By ERWIN CHLANDA
Fresh statistics about crimes reported to the police seem to have put the kibosh on the notion that POSI – cops at bottleshops – will get our offending rate down.
But – and that’s a big but – a second look presents another picture altogether.
First, the bad news: In Alice Springs, which has POSI, the assault rate was up 22.4% in the year ending January 31, 2016.
In Darwin, which does not have POSI, it was down 10.5%.
Sexual assault, which was down 2.2% in Darwin, was up a shocking 23.3% in Alice Springs.

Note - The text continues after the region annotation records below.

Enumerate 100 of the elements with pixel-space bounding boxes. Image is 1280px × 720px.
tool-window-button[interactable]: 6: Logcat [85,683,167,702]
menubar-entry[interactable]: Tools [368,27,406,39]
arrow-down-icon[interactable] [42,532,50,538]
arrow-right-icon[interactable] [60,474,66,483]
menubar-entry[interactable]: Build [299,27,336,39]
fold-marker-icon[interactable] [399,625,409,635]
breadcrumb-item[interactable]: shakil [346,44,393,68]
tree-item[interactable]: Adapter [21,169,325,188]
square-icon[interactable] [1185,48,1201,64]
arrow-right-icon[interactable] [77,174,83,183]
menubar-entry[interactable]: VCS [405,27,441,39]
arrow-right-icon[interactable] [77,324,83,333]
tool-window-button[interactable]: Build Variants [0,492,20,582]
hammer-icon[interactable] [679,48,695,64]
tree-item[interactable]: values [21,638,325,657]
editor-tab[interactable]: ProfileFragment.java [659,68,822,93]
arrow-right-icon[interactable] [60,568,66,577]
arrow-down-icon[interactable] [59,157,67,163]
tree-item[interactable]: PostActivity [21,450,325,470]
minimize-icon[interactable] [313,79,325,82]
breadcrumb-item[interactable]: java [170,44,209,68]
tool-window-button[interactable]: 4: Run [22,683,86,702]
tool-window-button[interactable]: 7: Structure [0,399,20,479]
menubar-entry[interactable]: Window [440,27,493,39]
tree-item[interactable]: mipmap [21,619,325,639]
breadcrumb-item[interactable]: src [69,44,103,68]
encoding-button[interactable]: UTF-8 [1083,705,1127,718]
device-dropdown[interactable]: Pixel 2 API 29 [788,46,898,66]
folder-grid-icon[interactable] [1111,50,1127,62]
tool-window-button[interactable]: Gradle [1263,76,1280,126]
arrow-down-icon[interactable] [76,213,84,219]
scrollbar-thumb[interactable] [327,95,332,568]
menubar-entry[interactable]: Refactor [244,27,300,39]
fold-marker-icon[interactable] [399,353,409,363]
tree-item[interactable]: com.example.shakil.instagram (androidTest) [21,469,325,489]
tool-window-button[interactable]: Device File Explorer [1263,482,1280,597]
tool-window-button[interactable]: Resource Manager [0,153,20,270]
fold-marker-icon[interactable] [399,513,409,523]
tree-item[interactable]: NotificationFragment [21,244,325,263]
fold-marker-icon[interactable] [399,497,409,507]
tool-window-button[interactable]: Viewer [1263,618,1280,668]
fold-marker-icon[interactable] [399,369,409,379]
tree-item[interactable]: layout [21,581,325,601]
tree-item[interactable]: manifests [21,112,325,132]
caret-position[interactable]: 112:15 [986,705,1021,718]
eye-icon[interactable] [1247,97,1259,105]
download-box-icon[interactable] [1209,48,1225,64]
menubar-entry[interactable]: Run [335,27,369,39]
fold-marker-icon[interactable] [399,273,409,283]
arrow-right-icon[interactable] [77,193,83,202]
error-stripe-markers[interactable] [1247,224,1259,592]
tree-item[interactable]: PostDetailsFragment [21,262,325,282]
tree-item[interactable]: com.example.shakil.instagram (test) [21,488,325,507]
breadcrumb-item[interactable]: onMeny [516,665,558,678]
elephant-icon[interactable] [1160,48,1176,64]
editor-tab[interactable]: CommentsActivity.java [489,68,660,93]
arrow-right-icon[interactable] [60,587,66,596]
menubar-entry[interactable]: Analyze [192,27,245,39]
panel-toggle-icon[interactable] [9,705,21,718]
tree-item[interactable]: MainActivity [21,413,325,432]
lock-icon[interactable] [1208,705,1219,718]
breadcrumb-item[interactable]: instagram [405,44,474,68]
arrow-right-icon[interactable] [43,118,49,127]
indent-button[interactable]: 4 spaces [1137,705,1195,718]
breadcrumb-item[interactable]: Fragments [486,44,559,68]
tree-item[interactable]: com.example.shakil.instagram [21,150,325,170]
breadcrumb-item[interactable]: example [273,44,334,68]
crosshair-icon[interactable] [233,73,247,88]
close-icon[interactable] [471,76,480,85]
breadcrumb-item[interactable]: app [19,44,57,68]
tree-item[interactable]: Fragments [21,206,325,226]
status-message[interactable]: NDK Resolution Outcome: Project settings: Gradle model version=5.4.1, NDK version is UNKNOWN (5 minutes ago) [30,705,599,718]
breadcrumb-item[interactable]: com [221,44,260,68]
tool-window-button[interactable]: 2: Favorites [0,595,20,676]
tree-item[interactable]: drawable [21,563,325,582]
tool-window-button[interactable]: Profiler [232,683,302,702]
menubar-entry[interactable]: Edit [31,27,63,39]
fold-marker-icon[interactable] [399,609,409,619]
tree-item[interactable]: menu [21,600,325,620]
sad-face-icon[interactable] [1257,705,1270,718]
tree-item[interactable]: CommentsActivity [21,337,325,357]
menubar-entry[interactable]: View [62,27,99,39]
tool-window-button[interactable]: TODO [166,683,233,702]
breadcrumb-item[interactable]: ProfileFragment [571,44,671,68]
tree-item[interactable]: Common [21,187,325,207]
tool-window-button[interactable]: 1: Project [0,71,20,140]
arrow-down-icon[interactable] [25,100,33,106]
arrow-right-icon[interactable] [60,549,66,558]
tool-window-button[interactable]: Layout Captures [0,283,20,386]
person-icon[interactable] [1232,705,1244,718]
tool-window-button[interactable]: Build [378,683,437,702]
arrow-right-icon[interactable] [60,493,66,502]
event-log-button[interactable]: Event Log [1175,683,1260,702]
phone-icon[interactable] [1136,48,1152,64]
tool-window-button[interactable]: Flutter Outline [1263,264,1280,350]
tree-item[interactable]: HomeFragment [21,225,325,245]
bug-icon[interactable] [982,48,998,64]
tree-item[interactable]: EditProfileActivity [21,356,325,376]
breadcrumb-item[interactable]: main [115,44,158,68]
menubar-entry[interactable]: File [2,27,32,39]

While the crime against the person rose 22.4% in Alice Springs it went down 6.3% in Darwin.
We were also doing badly in crime against property, up 7.1% including a whopping 17% in motor vehicle theft.
Darwin’s corresponding figures were down 10.8% and 21.7%, respectively.
And now for the not-so-bad news.
The bottom line, says Assistant Police Commissioner Jeanette Kerr, is that in 2014 there were “massive, massive drops” in crime. Then what we saw last year was an increase still well below the levels before POSI – in a “natural undulation” of crime statistics.
She says: “In the last 2015 quarter domestic violence was down after a sharp increase in the second and third quarter in that year.”
Police since late last year focussed on domestic violence (DV), “an absolute no tolerance approach”: An increase in staff, “cross border intel”, working with other stakeholders.
Assistant Commissioner Kerr says as more attention is being paid to the DV problem there are likely to be more referrals.
“Reductions in alcohol need not result in a reduction of DV. Taking alcohol away does not necessarily stop the number of domestic disturbances.
“What it does do is reduce the harm associated with these incidents. That is supported by information from the Health Department. The number of [hospital] admissions has dropped.”
POSI is a multi-edged sword: It encourages sly groggers and spikes in violence are often associated with that. Internet purchases have little to do with it. It’s “people who want to make a buck on the black market. They also sell cannabis and cigarettes”, says Assistant Commissioner Kerr.
Ice and meth play a “negligible” role in the DV scene.
Statistics can paint a misleading picture also in sexual assaults: Each act counts as a separate crime, even if it is committed by the same person and on the same person. The stats state not the number of cases, but the number of offences.
The year before was very low, so the sex offence stats are merely retuning to the usual average, says Assistant Commissioner Kerr. The numbers are also quite small: An increase from 60 to 74.
This is part of the POSI conundrum: When there is 100% POSI coverage, the number of break-ins into commercial premises with alcohol will go up – or into residential premises as well, where people leave doors unlocked, and to boot, leave the car keys and the wallet in a conspicuous place right next to the door.
And asked whether word gets around very quickly, by mobile phone, if there are no cops at a particular bottleshop, Assistant Commissioner Kerr says: “Yes.”
There can be no guarantees for POSI to be 100% at all times, she says: Officers can get sick, or go on a meal break, or get called away to a serious crime.
Assistant Commissioner Kerr says the police prosecution unit is well staffed: Four lawyers from the Department of Prosecution, nine police prosecutors and one in Tennant Creek.
Some hearings and trials are outsourced. The balance with the defence lawyers – some 22 in publicly funded positions in Alice Springs – is pretty well line-ball.
Assistant Commissioner Kerr says last calendar year the police had a conviction rate of 95%. 32,824 cases were brought before the Magistrate’s Court.
Of them 107 cases (0.3%) were withdrawn, 329 dismissed (1%) because witnesses didn’t turn up or there was insufficient evidence; and 1302 warrants were issued for non-appearance.
Alice Springs in September 2012 (just after the election) had 166 sworn officers. In February this year it had 218. The corresponding figures for Tennant Creek were 40 and 47.
The crime statistics are prepared by the Department of the Attorney-General and Justice using data recorded by the Northern Territory Police.